In 1997, Compaq’s revenues were approx. $25 billion, and income was approx. $2 billion.
In 1997, Apple’s revenues were approx. $7 billion, and income was a LOSS of approx. $1 billion.
Three years after Compaq acquired Digital Equipment Corporation, HP acquired Compaq, a controversial acquisition according to HP’s board (mixed if with a bit of Deutsche Bank conflict of interest scandal). The services division of the combined Compaq and DEC was not meshing, and was not proving as “accretive” as had been hoped in the original merger documents. CEO Eckhard Pfeifer was let go in 1999, and by 2001 Compaq’s meteoric time in the technosphere flamed out.
Four years after naming Jobs interim CEO, Apple released the iPod..then the iTunes store…then the iPhone…then the iPad.
Could those paths have been switched? If Compaq had not purchased Digital, would it still exist? There were many variables, and I’ll leave the possible scenarios to the academics, to future business school case studies. As a man I admired said, “you can’t un-honk a honked horn.”
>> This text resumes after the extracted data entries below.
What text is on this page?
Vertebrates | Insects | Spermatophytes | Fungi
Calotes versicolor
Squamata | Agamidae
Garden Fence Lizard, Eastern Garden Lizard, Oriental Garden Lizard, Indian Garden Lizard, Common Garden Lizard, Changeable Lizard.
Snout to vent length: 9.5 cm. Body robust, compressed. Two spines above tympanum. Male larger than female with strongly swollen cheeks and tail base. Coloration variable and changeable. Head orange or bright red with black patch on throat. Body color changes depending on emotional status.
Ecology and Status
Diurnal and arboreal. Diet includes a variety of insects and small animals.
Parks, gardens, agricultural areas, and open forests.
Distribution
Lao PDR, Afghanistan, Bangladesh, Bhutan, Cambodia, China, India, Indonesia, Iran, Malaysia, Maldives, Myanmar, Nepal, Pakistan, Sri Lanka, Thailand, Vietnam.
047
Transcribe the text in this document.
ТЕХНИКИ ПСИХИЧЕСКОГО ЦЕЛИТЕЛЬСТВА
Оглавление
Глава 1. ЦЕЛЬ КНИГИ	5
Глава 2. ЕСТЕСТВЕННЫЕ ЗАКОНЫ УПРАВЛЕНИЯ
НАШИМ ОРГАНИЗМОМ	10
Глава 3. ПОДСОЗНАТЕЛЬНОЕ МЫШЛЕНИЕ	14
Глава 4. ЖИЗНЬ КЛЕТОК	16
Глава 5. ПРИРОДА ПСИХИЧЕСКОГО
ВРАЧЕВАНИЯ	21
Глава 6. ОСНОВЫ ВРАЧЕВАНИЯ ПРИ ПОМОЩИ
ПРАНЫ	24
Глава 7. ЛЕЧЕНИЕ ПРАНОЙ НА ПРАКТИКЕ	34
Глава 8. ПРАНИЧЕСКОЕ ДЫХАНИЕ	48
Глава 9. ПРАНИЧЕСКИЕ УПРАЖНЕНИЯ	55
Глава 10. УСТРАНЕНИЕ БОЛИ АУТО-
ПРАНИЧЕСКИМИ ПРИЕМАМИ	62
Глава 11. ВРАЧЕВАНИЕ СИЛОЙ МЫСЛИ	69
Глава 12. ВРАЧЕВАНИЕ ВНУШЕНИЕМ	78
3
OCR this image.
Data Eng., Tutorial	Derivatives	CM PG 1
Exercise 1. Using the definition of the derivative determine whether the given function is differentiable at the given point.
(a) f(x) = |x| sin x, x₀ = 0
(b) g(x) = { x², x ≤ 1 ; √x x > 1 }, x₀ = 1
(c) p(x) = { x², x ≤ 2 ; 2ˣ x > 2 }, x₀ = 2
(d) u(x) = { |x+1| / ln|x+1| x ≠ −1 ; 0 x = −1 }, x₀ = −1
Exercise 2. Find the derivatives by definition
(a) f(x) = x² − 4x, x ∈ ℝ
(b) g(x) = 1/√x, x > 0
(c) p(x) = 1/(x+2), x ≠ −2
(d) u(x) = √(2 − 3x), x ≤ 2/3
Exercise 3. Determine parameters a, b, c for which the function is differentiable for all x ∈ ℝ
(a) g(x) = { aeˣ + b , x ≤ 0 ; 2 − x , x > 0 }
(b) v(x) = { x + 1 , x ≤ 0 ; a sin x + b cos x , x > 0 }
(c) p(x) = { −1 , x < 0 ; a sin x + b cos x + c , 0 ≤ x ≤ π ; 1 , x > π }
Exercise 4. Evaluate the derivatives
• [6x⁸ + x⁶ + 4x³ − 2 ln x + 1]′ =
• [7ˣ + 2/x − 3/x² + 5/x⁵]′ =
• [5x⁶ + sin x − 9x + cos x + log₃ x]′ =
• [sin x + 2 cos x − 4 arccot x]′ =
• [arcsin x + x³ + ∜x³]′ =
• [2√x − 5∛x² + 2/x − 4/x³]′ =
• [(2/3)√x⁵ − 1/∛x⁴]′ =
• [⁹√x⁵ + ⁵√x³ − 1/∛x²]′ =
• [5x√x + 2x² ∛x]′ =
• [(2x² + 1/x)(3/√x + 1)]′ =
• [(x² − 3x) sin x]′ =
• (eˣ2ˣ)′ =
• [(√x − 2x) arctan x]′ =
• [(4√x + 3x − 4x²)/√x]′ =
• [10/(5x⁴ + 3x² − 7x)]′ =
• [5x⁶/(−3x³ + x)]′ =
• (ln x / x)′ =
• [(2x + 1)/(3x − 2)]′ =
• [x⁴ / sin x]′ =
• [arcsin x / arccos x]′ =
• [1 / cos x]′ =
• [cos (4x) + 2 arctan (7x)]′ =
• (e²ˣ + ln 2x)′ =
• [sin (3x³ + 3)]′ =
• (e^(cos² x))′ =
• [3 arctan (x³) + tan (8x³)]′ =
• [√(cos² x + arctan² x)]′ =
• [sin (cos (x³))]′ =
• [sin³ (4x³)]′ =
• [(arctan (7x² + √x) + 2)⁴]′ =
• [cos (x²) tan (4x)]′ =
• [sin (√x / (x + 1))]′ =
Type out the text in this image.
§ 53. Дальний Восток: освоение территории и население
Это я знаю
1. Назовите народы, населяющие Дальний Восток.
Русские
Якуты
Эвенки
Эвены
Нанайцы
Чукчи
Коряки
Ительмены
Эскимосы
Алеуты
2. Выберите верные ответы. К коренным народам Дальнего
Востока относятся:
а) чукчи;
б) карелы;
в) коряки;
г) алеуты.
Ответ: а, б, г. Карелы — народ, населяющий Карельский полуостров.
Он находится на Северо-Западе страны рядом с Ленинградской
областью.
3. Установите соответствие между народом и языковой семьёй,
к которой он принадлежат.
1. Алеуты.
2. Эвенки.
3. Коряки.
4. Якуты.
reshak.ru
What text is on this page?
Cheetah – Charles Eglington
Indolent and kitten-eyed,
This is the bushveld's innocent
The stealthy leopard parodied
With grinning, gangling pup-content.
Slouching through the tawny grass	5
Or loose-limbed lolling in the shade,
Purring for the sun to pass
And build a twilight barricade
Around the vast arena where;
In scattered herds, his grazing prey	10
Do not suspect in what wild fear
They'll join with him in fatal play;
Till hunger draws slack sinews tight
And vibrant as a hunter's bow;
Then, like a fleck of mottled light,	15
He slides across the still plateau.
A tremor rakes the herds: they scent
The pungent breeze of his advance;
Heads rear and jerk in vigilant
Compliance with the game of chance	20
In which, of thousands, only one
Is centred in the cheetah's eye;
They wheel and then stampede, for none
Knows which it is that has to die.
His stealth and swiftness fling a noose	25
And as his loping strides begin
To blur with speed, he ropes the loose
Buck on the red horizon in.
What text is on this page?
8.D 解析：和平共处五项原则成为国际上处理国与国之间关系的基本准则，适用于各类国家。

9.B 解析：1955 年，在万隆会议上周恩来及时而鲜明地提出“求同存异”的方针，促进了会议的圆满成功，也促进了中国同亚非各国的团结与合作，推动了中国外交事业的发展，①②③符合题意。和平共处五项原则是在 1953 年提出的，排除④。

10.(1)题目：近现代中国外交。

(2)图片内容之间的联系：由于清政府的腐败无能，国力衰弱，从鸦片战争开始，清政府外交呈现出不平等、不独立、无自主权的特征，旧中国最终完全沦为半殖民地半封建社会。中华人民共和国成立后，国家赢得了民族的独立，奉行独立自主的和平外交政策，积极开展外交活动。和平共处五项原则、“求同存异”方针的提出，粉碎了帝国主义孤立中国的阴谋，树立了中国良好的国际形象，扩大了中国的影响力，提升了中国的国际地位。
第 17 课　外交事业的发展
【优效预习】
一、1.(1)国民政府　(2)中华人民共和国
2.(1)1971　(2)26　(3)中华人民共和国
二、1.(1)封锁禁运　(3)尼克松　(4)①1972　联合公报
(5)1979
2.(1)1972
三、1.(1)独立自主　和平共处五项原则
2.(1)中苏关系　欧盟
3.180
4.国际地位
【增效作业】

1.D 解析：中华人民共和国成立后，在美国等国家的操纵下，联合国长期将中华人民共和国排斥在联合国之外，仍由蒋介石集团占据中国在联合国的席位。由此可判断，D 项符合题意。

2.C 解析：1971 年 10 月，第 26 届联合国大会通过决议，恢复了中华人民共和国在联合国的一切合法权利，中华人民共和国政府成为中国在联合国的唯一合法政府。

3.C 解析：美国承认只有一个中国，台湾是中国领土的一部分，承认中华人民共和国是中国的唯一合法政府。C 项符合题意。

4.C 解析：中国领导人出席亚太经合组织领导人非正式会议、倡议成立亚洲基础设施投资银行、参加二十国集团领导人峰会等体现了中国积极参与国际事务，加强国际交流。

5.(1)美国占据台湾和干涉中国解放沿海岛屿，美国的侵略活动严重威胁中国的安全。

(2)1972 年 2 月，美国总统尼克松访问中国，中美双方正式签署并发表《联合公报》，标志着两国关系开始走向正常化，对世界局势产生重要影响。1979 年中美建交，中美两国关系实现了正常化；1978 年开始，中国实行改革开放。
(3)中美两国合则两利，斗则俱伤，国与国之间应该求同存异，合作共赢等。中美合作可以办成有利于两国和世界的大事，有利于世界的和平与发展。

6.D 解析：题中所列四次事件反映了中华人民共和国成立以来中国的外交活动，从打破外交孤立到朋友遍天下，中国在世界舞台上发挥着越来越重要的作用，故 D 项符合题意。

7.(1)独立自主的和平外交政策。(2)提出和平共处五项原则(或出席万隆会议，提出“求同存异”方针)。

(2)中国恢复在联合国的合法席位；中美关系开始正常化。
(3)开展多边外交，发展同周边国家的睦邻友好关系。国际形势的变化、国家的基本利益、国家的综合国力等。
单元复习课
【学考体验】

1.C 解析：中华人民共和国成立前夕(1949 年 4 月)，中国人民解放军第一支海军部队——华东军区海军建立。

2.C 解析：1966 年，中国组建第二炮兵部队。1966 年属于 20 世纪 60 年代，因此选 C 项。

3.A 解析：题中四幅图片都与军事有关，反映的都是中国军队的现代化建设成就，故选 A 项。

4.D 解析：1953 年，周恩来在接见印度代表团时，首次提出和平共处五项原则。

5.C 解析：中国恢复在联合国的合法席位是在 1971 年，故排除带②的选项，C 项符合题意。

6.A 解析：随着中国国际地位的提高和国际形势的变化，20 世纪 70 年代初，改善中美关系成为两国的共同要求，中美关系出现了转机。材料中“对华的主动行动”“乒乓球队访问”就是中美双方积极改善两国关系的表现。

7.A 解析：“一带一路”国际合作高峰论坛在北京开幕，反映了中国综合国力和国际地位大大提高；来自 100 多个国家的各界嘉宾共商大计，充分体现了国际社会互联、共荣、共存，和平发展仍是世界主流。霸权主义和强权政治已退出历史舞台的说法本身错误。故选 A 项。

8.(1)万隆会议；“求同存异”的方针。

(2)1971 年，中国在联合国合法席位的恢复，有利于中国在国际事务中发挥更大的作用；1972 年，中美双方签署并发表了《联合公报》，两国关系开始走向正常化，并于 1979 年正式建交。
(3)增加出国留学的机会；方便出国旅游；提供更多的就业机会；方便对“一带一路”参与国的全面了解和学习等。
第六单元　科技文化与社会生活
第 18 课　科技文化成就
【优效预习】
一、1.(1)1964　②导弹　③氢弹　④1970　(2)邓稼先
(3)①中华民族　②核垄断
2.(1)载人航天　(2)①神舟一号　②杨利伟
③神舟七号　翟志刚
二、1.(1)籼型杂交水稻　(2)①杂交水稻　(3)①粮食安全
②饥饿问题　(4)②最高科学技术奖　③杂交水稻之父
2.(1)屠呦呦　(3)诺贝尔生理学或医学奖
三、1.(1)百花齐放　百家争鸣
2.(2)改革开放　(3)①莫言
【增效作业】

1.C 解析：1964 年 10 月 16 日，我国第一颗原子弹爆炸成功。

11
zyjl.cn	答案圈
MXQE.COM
Like many people, I found my fifteen years working at Compaq an incredible experience. I met the love of my life while working there. After we were married, she would look out the windows in the break room at CCA8 and see our daughter waiting for the school bus in front of our house in Lakewood Forest. With the demise of those buildings, and the presumed demise of the last vestiges of Compaq with the pre-announced sale of the PC business, we choose to think back fondly on those days , the great people we worked with… and whimsically wonder what could have been.